The method fold (originally added for parallel computation) is less powerful than foldLeft in terms of types it can be applied to. Its signature is:
def fold[A1 >: A](z: A1)(op: (A1, A1) => A1): A1
This means that the type over which the folding is done has to be a supertype of the collection element type.
def foldLeft[B](z: B)(op: (B, A) => B): B
The reason is that fold can be implemented in parallel, while foldLeft cannot.

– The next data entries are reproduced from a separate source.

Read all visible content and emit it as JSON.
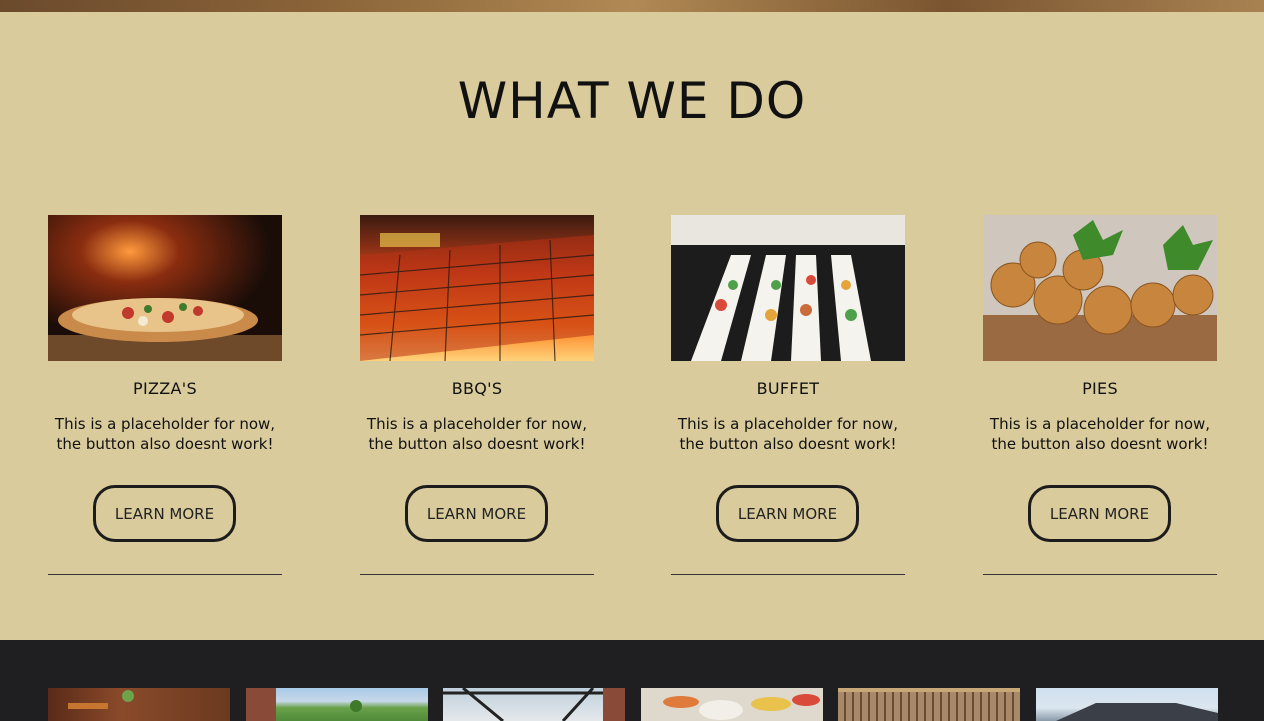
{
  "section": {
    "title": "WHAT WE DO"
  },
  "cards": [
    {
      "title": "PIZZA'S",
      "description": "This is a placeholder for now, the button also doesnt work!",
      "button_label": "LEARN MORE"
    },
    {
      "title": "BBQ'S",
      "description": "This is a placeholder for now, the button also doesnt work!",
      "button_label": "LEARN MORE"
    },
    {
      "title": "BUFFET",
      "description": "This is a placeholder for now, the button also doesnt work!",
      "button_label": "LEARN MORE"
    },
    {
      "title": "PIES",
      "description": "This is a placeholder for now, the button also doesnt work!",
      "button_label": "LEARN MORE"
    }
  ],
  "colors": {
    "page_background": "#d9cb9c",
    "footer_background": "#1f1e21",
    "text": "#111111",
    "button_border": "#1c1c1c"
  }
}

This is not only because of the *Left part which implies that foldLeft goes from left to right sequentially, but also because the operator op cannot combine results computed in parallel -- it only defines how to combine the aggregation type B with the element type A, but not how to combine two aggregations of type B. The fold method, in turn, does define this, because the aggregation type A1 has to be a supertype of the element type A, that is A1 >: A. This supertype relationship allows in the same time folding over the aggregation and elements, and combining aggregations -- both with a single operator.
But, this supertype relationship between the aggregation and the element type also means that the aggregation type A1 in your example should be the supertype of (ArrayBuffer[Int], Int). Since the zero element of your aggregation is ArrayBuffer(1, 2, 4, 5) of the type ArrayBuffer[Int], the aggregation type is inferred to be the supertype of both of these -- and that's Serializable with Equals, the only least upper bound of a tuple and an array buffer.
In general, if you want to allow parallel folding for arbitrary types (which is done out of order) you have to use the method aggregate which requires defining how two aggregations are combined. In your case:
r.aggregate(ArrayBuffer(1, 2, 4, 5))({ (x, y) => x -- y._1 }, (x, y) => x intersect y)
Btw, try writing your example with reduce/reduceLeft -- because of the supertype relationship between the element type and the aggregation type that both these methods have, you will find that it leads to a similar error as the one you've described.